Last winter, we ran 12 test events with at least 464 programmable electric baseboard thermostats installed in homes with electric heat. From these test events, we found out that we were able to lower peak demands for power during the winter by as much as 44.5 kilowatts. This is great news for all Yukoners as every little reduction in peak demand means less diesel that is used to generate electricity during that time.
We also learned that the Peak Smart devices had the biggest impact on lowering peak demand for power when we preheated the electric baseboard thermostats by 2°C a couple of hours before the anticipated peak, and then turned down the thermostats by 3°C during peak hours.
During these times, we saw an average reduction of 0.26kW/device (0.65kW/home) for a -3°C setback and 0.14kW/device (0.22kW/home) for a -1°C setback during the hours of the demand response event.
Allowing the baseboard heaters to pre-heat the houses before the peak also resulted in most participants not even noticing a temperature change while the thermostats were turned down.

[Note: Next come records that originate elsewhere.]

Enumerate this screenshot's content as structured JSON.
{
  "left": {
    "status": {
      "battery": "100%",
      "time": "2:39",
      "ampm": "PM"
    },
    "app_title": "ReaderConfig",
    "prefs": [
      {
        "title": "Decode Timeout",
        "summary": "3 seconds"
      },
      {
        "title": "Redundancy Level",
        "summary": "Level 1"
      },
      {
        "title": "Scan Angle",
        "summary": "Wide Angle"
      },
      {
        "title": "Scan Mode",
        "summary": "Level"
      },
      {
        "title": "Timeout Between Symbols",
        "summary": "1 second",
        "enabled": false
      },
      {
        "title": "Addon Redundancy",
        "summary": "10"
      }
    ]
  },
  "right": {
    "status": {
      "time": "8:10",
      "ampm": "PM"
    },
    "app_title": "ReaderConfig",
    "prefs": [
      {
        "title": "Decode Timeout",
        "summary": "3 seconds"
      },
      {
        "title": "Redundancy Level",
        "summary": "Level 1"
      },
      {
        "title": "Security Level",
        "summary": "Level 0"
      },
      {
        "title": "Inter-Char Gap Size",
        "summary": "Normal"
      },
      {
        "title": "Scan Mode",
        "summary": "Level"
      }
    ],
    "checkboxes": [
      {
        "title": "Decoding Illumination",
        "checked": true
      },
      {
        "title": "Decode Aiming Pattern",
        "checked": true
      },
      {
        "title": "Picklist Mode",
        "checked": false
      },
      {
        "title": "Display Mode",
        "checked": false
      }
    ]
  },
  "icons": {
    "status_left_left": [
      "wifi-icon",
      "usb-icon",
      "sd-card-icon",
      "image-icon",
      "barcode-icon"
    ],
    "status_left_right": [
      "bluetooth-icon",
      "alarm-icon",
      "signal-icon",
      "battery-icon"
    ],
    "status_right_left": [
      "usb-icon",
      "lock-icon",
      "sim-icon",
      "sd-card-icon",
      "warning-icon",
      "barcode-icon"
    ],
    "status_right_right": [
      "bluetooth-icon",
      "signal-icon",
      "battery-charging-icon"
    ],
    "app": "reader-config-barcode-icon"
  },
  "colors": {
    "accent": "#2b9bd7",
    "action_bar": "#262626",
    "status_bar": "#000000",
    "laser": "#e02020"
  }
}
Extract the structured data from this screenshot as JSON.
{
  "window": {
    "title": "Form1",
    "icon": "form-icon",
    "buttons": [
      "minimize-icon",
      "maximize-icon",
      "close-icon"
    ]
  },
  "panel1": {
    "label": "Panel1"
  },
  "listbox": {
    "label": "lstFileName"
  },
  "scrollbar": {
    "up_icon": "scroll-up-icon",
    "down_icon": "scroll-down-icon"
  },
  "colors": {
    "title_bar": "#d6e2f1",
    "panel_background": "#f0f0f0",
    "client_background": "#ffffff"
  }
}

These learnings are key as they help us plan how we can leverage this type of technology in the future.
Here is an example of what a demand response event looked like with a -3°C setback on a WiFi thermostat.
We also ran some test events with hot water tank controllers this past winter but found the data we received to be inconsistent and unreliable making it difficult for us to draw any sort of conclusion from it.